Spilman Alert: W.Va. Supreme Court Decision Could Have Significant Implications for Employer Liability Under Deliberate Intent Statute 

October, 2013 - Alexander Macia and Joseph V. Schaeffer

The Supreme Court of Appeals' recent decision in McComas v. ACF Indus., Inc. could have significant implications for employer liability under West Virginia's deliberate intention statute. In McComas, the plaintiff was a welder who was injured by an arc blast emanating from an electrical box. Apparently, the electrical box had not been inspected since its installation in the 1950s or 1960s and the electrical insulation had deteriorated over the years, which caused the arc blast when the plaintiff attempted to switch it to the "On" position. During discovery, the plaintiff developed evidence that American National Standards Institute / National Fire Protection Association ("ANSI/NFPA") standards provided for maintenance and periodic inspection of electrical equipment. The plaintiff further developed evidence that periodic inspection of electrical equipment, like the electrical box that caused his injury, likely would have revealed the faulty insulation. Nevertheless, the trial court dismissed the plaintiff's deliberate intention action on the basis that he had not identified a safety statute, regulation, rule, or standard that was specifically applicable to the work or working condition at issue and, further, that he had not proved that he was intentionally exposed to the specific unsafe working condition by his employer. The plaintiff appealed. 

 

Readers might recall that one of the five elements of a deliberate intention action is evidence that the unsafe working condition violated a safety statute, regulation, rule, or standard that is specifically applicable to the work or working condition at issue. Although the statute's plain language suggests that the statute, regulation, rule, or standard must specifically apply to the work or working condition, the Supreme Court of Appeals held in 2006 that the statute, regulation, rule, or standard must only be capable of specific application. Ryan v. Clonch, 219 W.Va. 665, 639 S.E.2d 756 (2006). For instance, in Clonch, the Supreme Court of Appeals held that an OSHA regulation requiring employers to assess the need in the workplace for personal protective equipment was capable of specific application to the lumbering business. Central to the Supreme Court of Appeals' reasoning in Clonch was the fact that the OSHA regulation imposed a mandatory duty on the employer. 

 

Relying on Clonch, the Supreme Court of Appeals held in McComas that the trial court had erred in its finding regarding the ANSI/NFPA standard introduced by the plaintiff. Because the trial court had found that the ANSI/NFPA standard imposed a specific identifiable duty on the employer to inspect its electrical equipment, the Supreme Court of Appeals held that the standard met the "specifically-applicable" element of the deliberate intention statute. 

 

After finding that the ANSI/NFPA standard imposed a specifically-applicable, mandatory duty on the employer, the Supreme Court of Appeals next turned to the deliberate intention statute's "actual knowledge" requirement. Under the deliberate intention statute, the employee must prove that the employer had actual knowledge of the specific unsafe working condition and the high degree of risk and strong probability of serious injury or death which it presented. In Clonch, the Supreme Court of Appeals had held that an employer was precluded from denying awareness of the specific unsafe working condition where it had failed to comply with a mandatory duty to perform a hazard evaluation. Relying on Clonch, the Supreme Court of Appeals accordingly held inMcComas that an employer's failure to comply with a mandatory duty to inspect - where inspection would have revealed the specific unsafe working condition - will meet the "actual knowledge" requirement under the deliberate intention statute. This leads to a perverse holding where an employer is deemed to have actual knowledge of something which it is fully unaware.

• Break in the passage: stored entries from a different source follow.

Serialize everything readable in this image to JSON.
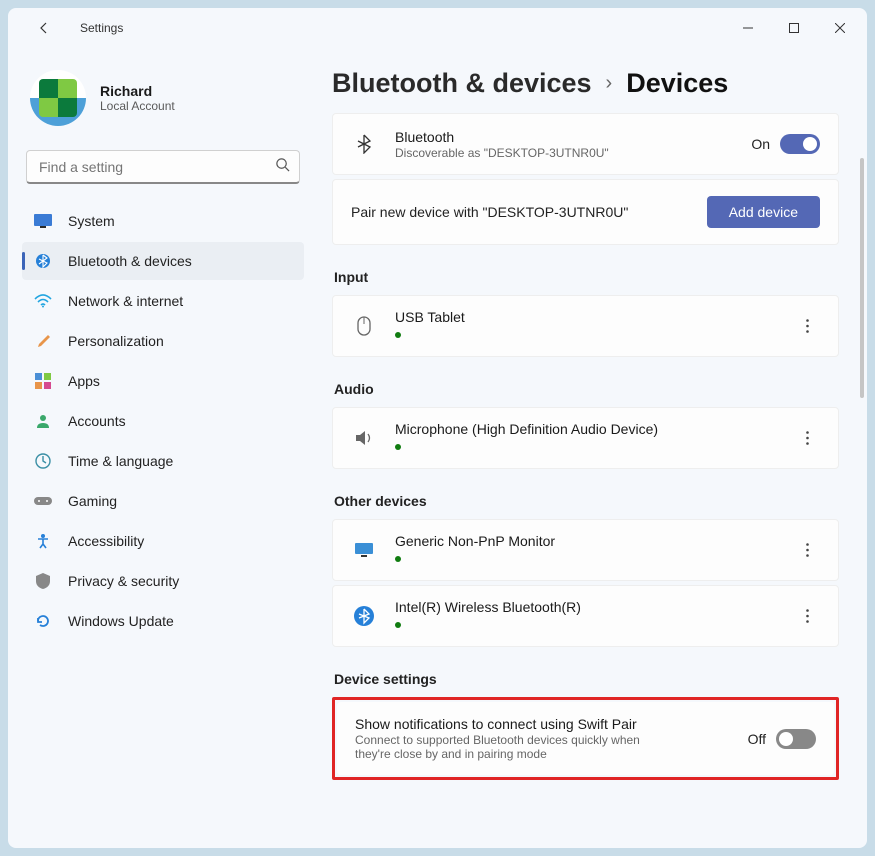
{
  "window": {
    "title": "Settings"
  },
  "user": {
    "name": "Richard",
    "type": "Local Account"
  },
  "search": {
    "placeholder": "Find a setting"
  },
  "nav": {
    "items": [
      {
        "label": "System"
      },
      {
        "label": "Bluetooth & devices"
      },
      {
        "label": "Network & internet"
      },
      {
        "label": "Personalization"
      },
      {
        "label": "Apps"
      },
      {
        "label": "Accounts"
      },
      {
        "label": "Time & language"
      },
      {
        "label": "Gaming"
      },
      {
        "label": "Accessibility"
      },
      {
        "label": "Privacy & security"
      },
      {
        "label": "Windows Update"
      }
    ]
  },
  "breadcrumb": {
    "parent": "Bluetooth & devices",
    "current": "Devices"
  },
  "bluetooth": {
    "title": "Bluetooth",
    "sub": "Discoverable as \"DESKTOP-3UTNR0U\"",
    "state_label": "On"
  },
  "pair": {
    "text": "Pair new device with \"DESKTOP-3UTNR0U\"",
    "button": "Add device"
  },
  "sections": {
    "input": {
      "header": "Input",
      "items": [
        {
          "name": "USB Tablet"
        }
      ]
    },
    "audio": {
      "header": "Audio",
      "items": [
        {
          "name": "Microphone (High Definition Audio Device)"
        }
      ]
    },
    "other": {
      "header": "Other devices",
      "items": [
        {
          "name": "Generic Non-PnP Monitor"
        },
        {
          "name": "Intel(R) Wireless Bluetooth(R)"
        }
      ]
    },
    "settings": {
      "header": "Device settings",
      "swift_pair": {
        "title": "Show notifications to connect using Swift Pair",
        "sub": "Connect to supported Bluetooth devices quickly when they're close by and in pairing mode",
        "state_label": "Off"
      }
    }
  }
}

McComas's holdings have significant implications for employers. Under the Supreme Court of Appeals' gloss, an employee can satisfy the "specifically applicable" element by introducing evidence of any mandatory inspection requirement, so long as it might have revealed the specific unsafe working condition. Following McComas, it is not even necessary that the requirement be legally binding upon the employer; a commonly accepted and well-known safety standard is acceptable. Moreover,McComas only requires that the employer have "some awareness" of those standards. And, if an employee can introduce a mandatory inspection requirement, then he almost certainly will be able to satisfy the statute's "actual knowledge" requirement, as well.

Following McComas, then, an employer will need to be aware of any safety statute, regulation, rule, or standard that could impose a mandatory inspection requirement capable of application to its business. Moreover, an employer should conscientiously perform any required inspections or else risk a court imputing actual knowledge of a hazard which an inspection might have disclosed. Future deliberate intention actions undoubtedly will attempt to stretch the holding in McComas to apply any mandatory inspection requirement and require perfect compliance. Accordingly, employers are cautioned to review their hazard inspection programs following McComas to forestall future deliberate intention actions.